Хесса сидела на столе, встрепанная, завернутая в его халат по самые уши. Встретила настороженным взглядом и тут же отвела глаза.

— Ты чего тут? — спросил он, откладывая в сторону саблю и кинжалы, стягивая куртку и пропыленные сапоги — скачка выдалась бешеная, растянулась почти на день, зато Фаиз явится уже завтра к вечеру. И надо будет что-то решать — от одной мысли об отрекшихся начинало нехорошо пульсировать в голове, и к горлу подкатывала ярость.

— А где мне быть? У меня ни одной тряпки здесь, и я не знаю, куда мне валить.

— В кровать? — предложил Сардар, не поднимая головы. Расстегнул ремень, чувствуя на себе внимательный цепкий взгляд.

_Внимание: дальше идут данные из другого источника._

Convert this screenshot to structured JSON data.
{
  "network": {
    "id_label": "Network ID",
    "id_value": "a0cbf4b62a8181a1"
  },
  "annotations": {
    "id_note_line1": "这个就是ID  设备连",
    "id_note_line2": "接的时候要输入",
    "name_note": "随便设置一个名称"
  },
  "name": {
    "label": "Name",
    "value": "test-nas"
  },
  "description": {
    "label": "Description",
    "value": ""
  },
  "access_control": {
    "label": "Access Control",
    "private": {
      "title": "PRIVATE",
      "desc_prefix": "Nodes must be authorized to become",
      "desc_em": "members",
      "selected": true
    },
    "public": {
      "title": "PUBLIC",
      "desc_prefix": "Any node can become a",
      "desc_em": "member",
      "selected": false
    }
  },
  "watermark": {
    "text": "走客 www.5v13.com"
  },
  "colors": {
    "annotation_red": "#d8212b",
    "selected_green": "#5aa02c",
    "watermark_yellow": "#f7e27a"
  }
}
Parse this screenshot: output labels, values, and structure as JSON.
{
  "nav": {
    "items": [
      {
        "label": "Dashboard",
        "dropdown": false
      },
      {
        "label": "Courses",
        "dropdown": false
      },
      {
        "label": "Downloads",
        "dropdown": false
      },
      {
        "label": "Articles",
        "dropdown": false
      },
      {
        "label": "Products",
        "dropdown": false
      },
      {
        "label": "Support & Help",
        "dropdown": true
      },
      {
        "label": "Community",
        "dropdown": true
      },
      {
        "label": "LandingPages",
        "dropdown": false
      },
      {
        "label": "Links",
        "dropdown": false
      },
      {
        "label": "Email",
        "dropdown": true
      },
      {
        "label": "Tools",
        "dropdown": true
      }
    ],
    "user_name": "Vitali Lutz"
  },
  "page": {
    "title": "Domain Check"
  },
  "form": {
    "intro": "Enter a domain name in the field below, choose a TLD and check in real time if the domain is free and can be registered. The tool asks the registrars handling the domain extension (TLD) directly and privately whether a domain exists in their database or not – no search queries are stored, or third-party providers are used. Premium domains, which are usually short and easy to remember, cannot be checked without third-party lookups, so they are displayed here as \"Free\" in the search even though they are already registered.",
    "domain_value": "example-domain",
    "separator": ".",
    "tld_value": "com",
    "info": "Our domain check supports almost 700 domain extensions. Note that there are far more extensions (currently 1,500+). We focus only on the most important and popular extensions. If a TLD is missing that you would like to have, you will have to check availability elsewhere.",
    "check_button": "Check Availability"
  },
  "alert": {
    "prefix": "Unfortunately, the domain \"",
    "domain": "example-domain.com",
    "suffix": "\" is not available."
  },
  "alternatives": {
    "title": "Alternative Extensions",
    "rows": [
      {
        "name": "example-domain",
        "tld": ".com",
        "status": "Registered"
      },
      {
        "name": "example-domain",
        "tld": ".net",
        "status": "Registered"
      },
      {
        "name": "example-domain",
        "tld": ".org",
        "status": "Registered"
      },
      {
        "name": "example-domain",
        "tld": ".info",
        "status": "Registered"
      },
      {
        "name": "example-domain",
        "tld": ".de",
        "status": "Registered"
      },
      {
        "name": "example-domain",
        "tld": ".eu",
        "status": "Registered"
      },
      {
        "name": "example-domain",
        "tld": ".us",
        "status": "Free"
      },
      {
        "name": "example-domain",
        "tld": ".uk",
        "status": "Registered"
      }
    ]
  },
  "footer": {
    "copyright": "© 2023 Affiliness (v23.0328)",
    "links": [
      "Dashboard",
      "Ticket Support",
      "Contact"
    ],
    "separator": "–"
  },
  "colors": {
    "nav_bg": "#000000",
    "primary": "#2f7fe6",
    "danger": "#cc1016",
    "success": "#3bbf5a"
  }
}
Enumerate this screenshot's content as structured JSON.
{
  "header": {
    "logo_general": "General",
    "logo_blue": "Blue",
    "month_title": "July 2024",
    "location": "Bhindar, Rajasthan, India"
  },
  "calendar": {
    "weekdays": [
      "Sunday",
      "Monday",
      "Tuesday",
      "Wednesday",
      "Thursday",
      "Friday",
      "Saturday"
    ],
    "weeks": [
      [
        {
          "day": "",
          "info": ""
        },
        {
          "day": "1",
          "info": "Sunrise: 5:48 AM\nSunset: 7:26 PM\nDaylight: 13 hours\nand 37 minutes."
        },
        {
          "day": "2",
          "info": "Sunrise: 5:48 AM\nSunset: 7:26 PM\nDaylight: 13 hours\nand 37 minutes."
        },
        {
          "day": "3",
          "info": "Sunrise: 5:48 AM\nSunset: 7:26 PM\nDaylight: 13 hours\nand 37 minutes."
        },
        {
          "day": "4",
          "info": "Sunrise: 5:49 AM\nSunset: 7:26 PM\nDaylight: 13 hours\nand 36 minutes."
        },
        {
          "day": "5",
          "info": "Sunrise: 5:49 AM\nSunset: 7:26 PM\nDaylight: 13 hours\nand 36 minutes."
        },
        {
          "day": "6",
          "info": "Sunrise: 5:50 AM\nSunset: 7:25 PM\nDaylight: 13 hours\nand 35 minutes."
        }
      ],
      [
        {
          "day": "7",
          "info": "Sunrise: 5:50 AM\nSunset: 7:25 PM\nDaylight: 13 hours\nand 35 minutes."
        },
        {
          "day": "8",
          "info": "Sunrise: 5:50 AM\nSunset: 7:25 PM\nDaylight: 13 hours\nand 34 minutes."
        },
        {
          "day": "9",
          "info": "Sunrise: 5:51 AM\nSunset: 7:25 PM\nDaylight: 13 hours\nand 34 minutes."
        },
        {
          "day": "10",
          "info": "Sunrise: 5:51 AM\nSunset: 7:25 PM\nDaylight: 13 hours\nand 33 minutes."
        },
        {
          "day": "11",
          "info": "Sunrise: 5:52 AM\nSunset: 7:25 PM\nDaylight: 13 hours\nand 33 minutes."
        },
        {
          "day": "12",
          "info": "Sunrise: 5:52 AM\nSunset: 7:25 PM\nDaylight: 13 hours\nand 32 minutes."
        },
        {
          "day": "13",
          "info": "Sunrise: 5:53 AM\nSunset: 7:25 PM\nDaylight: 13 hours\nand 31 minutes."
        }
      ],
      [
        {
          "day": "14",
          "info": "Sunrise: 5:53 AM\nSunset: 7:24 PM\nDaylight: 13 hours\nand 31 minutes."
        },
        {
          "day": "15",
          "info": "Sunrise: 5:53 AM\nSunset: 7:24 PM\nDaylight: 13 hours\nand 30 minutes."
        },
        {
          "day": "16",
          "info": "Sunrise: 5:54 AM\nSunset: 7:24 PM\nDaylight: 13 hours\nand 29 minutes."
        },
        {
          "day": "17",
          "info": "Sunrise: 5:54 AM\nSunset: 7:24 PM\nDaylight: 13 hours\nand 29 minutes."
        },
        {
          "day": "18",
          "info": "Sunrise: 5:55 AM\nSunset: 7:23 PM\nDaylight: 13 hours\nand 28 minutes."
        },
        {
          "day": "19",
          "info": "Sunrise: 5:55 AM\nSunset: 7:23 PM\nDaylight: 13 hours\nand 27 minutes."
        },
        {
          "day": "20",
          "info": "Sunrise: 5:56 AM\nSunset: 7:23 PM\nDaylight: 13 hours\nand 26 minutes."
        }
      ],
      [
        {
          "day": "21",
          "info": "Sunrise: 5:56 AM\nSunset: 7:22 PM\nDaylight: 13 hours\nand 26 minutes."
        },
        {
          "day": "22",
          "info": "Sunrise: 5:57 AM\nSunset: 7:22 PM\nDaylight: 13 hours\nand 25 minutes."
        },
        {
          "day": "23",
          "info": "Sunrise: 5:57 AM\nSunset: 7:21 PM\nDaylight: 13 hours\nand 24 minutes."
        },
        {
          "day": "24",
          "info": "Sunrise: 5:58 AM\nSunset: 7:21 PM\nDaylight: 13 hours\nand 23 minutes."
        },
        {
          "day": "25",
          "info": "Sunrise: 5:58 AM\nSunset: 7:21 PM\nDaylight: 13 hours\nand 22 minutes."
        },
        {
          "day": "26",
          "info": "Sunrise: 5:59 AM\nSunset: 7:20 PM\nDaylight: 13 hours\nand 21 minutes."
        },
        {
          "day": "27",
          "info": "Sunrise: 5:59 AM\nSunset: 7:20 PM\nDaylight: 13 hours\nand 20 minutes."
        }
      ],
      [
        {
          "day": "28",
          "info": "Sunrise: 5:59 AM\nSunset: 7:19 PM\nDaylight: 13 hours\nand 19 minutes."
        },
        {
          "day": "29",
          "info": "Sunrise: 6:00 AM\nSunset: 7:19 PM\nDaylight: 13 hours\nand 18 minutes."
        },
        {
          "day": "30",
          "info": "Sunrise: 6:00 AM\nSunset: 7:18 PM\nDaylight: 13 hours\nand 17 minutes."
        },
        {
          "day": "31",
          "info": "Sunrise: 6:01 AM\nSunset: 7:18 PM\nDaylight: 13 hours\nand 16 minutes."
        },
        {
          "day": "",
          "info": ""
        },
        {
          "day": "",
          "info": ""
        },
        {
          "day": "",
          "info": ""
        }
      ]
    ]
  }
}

— Какая кровать? Я уже не теку.

— Течешь, — он снова повел носом — нет, не ошибся.

— Уже не сдохну. Если собрался вышвырнуть меня сегодня — давай. Говори, куда идти.

— Много вариантов? — хмыкнул Сардар. — В карцер, если не передумала резаться, вешаться, травиться или бездна знает, что еще. Или в сераль, если мозги на место встали. Выбирай.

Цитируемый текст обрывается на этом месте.